Wednesday, September 10, 2008

Othello and Coriolanus in Ashland

Portland—

TWO DIFFICULT TRAGEDIES — difficult from the point of view of successful production, I mean, not posing intellectual difficulties for the audience — drew memorable stagings at the Oregon Shakespeare Festival this season. Unlike the two comedies this season, The Comedy of Errors and A Midsummer Night's Dream, Othello and Coriolanus were given fairly conventional, timeless and black-box settings; each served the text directly without overladen directorial interpretation, and each — like the comedies, for that matter — gained from quite strong casts.

Othello, staged in the outdoors Elizabethan Theater, was so powerful I decided, on leaving the performance, never to see it again. It just won't be necessary, not unless a personal friend's in the production. With no other stage décor than strip lights and an occasional prop (including Desdemona's all-important bed) the production seeemed to be nothing but situation and language: the text is truly brought to stage, to life.

I haven't been crediting actors on this blog recently, feeling your ability to consult the credits online is good enough (since the acting here, with minor exceptions I may get to, is consistently first-rate). But this Othello is so brilliantly set on its three principals, and they are so responsive to both Lisa Peterson's directing and Shakespeare's text, that it would be unusually irresponsible to omit them.

Peter Macon (another OSF debut) is utterly commanding in the title role, growing from the proud but engaging hero of the opening scene to the obsessed yet tragically and oddly sympathetic villain of the climax.
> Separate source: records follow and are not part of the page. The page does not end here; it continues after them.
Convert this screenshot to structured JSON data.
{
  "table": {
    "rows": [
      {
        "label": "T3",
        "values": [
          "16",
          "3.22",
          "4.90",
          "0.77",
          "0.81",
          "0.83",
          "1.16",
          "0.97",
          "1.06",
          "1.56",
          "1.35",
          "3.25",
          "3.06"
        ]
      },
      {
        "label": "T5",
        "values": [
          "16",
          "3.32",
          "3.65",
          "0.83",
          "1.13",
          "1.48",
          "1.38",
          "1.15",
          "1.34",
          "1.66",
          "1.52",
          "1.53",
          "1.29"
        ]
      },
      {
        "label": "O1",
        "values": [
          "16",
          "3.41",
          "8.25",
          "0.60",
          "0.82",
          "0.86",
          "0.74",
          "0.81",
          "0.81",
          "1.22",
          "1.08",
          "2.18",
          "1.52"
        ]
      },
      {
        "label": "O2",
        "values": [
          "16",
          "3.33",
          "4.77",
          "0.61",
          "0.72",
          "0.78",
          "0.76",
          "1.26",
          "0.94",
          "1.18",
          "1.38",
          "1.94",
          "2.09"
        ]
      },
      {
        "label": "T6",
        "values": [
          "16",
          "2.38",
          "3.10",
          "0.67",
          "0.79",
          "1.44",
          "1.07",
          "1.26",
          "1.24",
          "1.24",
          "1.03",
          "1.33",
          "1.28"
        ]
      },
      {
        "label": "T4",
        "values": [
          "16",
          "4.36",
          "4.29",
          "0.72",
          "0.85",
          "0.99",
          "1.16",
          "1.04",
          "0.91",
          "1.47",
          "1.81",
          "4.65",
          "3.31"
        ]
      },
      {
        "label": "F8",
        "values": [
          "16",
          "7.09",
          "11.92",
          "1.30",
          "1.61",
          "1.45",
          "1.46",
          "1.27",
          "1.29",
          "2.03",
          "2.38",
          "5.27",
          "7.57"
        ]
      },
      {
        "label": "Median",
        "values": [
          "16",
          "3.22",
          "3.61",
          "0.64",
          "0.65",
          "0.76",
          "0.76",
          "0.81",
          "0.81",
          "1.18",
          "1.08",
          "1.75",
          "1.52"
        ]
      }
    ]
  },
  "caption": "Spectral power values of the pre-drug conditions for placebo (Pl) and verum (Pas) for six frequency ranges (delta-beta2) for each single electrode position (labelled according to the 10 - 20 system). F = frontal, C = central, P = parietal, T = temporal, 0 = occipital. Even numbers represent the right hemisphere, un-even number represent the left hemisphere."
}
Dan Donohue is unusually complex as Iago, thoroughly villainous yet oddly retaining a few misgivings, ultimately as tragic as Othello, because as trapped by his own decisions, by the workings-out of a situation spun completely out of control. And Sarah Rutan was interesting and engaging, not merely vulnerable and wronged, as Desdemona.

CORIOLANUS WAS EQUALLY effective (and affecting) at a different pitch. Staged in the round in the New Theater, lacking proscenium and distance, its production seemed to involve the audience more intimately: it didn't matter that the Roman tribunes and the Volscian army were so few; their ranks were swelled by the audience.

Remarkably, we saw an understudy (Brad Whitmore) in the role of Menenius; one can't imagine the regular player (Richard Elmore) would have owned the role any better. More to the point, Danforth Comins brought as much nuance and credibility as possible to the title role; Michael Elich scaled the antagonist Aufidius nicely, bringing out the parallels to the Iago-Othello opposition in that other tragedy.
Robynn Rodriguez was the Volumnia, and especially in the first act (and especially with help from Deborah Dryden's marvelous costume design) easily projected the obsessive pride and purposefulness that ultimately brings down both her son and the Roman Republic.

If I may never see another Othello, I certainly won't easily pass up another Coriolanus. I've seen two others relatively recently: a weak production, four years ago, at A Noise Within, down in Glendale; and a remarkably good production, by an all-female cast, in the Healdsburg Plaza a few summers back. The play is remarkably resilient: perhaps it's a mark of its imperfectness that a "definitive" production is less conceivable for it than for Othello.

Shakespeare: Othello and Coriolanus, running at the Oregon Shakespeare Festival, Ashland, through Oct. 10 and Nov. 2.